I embraced her, holding her tightly with my eyes shut; she rotated, helping me, and at once my engine began turning over, quietly rousing my body, warming old circuits in my belly and beyond. I had taught myself and shown others that love was the absence of fear; so this sexual veneration, pure joy, made the past accessible. I was raised up, a prince at the parapet of his castle tower, to look over a bright kingdom of memories. Today, without inviting him, I saw Roosevelt Rush, a black deck hand on the
Allegro
, who called me “Flahs” and slept with a nylon stocking drawn tight over his hair. One hot night, anchored in Port Swettenham, he stood in the engine room carefully pouring whiskey over his pecker. I remarked on the quality. “Black Label,” he said: “Ain't nothing too good for this banana,” and he kept pouring. He flicked drops from his business end and explained, “Think I got me some clap from a ‘ho'.” I'd had it myself seven times, and got used to the progress of the complaint I called a runny nose: the unusual sting on the third day, the sticky dripping, the pinching pain of leaking hot needles, and the itch that was always out of reach. I knew tropical pox doctors by the solidly painted windows of their storefront clinics, and was treated by men with degrees from Poona who jammed syringes into my arm as if they were celebrating Thaipusam, said “drink plenty bottles of beer,” gave me capsules the size of Mexican jumping beans, and offered to waive the ten-rupee fee if I'd help them emigrate to Canada.

Thelma groaned; I rode her like a dolphin and plunged back into my memory: I was lying on Changi Beach eating a melting ice cream with Tai-ann and Choo-suat; in the Botanical Gardens hearing a smart Sikh regiment of bagpipers play, “Will You No Come Hame Again”—and I cried then into my hands; in my narrow back garden discovering with surprise and pleasure a wild orchid fastened to my elastic fig; in a cool bedroom in Queen Astrid Park with that beautiful woman who panted “Jim, Jim” into my ear, and then laughed; in that noisy little hotel on Prinsep Street one afternoon, where I held a short-haired girl from behind and was jerked from my towering reverie by a screech of brakes in the street below, a wicked bump, a howling dog that went on howling even after I stopped.
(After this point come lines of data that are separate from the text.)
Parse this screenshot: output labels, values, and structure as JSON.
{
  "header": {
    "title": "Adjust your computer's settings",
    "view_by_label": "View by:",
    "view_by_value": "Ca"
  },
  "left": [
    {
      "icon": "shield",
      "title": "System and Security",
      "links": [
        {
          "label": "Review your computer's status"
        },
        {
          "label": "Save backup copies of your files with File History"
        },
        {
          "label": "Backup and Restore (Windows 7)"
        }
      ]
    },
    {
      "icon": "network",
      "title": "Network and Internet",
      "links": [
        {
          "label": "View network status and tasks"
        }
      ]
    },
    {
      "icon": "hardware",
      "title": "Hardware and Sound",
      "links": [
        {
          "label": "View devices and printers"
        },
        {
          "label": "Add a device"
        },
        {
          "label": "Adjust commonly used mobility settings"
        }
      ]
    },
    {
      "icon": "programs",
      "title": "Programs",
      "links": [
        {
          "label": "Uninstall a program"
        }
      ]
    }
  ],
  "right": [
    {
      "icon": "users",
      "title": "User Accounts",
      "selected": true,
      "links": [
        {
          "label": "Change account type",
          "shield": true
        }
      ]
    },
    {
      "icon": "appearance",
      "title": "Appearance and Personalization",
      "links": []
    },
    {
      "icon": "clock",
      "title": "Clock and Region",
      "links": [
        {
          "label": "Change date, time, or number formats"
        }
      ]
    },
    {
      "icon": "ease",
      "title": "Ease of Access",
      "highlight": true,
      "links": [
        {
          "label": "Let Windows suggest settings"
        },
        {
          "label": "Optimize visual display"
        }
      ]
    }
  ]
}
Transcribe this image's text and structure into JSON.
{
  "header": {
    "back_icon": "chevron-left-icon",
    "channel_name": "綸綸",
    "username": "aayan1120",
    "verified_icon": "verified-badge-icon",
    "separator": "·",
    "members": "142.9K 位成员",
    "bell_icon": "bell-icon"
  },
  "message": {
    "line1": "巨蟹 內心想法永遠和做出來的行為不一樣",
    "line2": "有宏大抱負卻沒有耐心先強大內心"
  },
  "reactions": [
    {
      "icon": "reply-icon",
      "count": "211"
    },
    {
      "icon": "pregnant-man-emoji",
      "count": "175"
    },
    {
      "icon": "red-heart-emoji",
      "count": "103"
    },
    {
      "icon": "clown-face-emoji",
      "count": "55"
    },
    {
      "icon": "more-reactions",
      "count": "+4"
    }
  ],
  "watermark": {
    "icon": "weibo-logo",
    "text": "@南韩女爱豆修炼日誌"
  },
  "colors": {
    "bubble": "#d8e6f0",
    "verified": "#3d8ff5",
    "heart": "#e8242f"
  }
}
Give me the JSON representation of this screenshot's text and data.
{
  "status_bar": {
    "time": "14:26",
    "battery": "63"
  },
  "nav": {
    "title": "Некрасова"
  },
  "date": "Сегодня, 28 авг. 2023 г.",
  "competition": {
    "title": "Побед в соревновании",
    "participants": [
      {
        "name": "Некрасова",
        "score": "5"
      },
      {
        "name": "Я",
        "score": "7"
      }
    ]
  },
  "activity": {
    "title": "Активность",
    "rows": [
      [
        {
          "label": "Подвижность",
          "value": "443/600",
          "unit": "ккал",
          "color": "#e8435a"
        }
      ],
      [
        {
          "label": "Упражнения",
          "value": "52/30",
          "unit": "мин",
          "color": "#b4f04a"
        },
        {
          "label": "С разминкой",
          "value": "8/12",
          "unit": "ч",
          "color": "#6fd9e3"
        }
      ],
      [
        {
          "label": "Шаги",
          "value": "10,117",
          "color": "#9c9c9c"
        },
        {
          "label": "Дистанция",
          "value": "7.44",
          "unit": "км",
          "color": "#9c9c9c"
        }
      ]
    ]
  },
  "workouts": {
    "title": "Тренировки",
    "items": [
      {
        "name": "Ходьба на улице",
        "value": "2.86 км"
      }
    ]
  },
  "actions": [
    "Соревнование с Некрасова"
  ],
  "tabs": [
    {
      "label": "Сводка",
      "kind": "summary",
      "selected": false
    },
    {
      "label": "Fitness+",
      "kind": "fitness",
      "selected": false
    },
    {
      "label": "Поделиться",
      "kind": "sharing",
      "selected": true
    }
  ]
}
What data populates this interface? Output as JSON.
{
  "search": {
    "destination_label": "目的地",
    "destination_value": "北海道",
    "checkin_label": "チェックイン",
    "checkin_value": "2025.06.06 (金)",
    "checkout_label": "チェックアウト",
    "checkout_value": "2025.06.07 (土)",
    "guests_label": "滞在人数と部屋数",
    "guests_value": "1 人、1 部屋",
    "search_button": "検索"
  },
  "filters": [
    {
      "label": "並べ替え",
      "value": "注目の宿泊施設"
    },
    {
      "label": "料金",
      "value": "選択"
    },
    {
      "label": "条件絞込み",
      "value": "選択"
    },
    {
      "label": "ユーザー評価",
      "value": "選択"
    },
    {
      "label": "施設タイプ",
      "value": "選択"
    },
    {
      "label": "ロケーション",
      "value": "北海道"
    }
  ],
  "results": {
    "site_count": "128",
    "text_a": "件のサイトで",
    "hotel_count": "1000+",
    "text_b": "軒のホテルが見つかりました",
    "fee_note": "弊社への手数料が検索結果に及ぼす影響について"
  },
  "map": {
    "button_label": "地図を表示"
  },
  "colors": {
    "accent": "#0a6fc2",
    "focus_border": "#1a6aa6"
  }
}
That memory froze me today.

And of course there were the pictures.

Sexual desire, a molehill for a boy of twenty, gets steeper with age, and at fifty-three it is a mountain. You pant up slowly at a tricky angle; but pause once and you slide back to where you started and have to begin all over again.
You're learning real quick
, the general said; and
Try it this way
—
don't be shy;
and
Let me hold you.
The interruptions of these three pictures almost undid me, and at the end Thelma said, “
Ai-yah!
Like Mr. Frank!”

“You've got the wrong end of the stick there, sugar,” I said. Frank, one of the balding “eggs” from the Cricket Club, supported his lovemaking with an assortment of Swedish apparatus. The pesky things were always slipping or jamming and needed constant adjustment. One day I met the old feller on Bencoolen Street. He was smiling. He took an ugly little cellophane-wrapped snorkel out of his briefcase and said proudly, “I think this is the answer, Jack. She runs on batteries.”

Thelma shook her head. She was amused but nevertheless disgusted.

“This is official business,” I whispered. “You wouldn't laugh if you knew what.”

“Like Mr. Frank!”

“Have it your way,” I said, and paid her. “Feel like sticking around?”

She counted the money and put it into her purse. “Madam Lum say come back with legs on. If I late she scold-
lah
.”

“Stay till six,” I said. “For old times' sake.”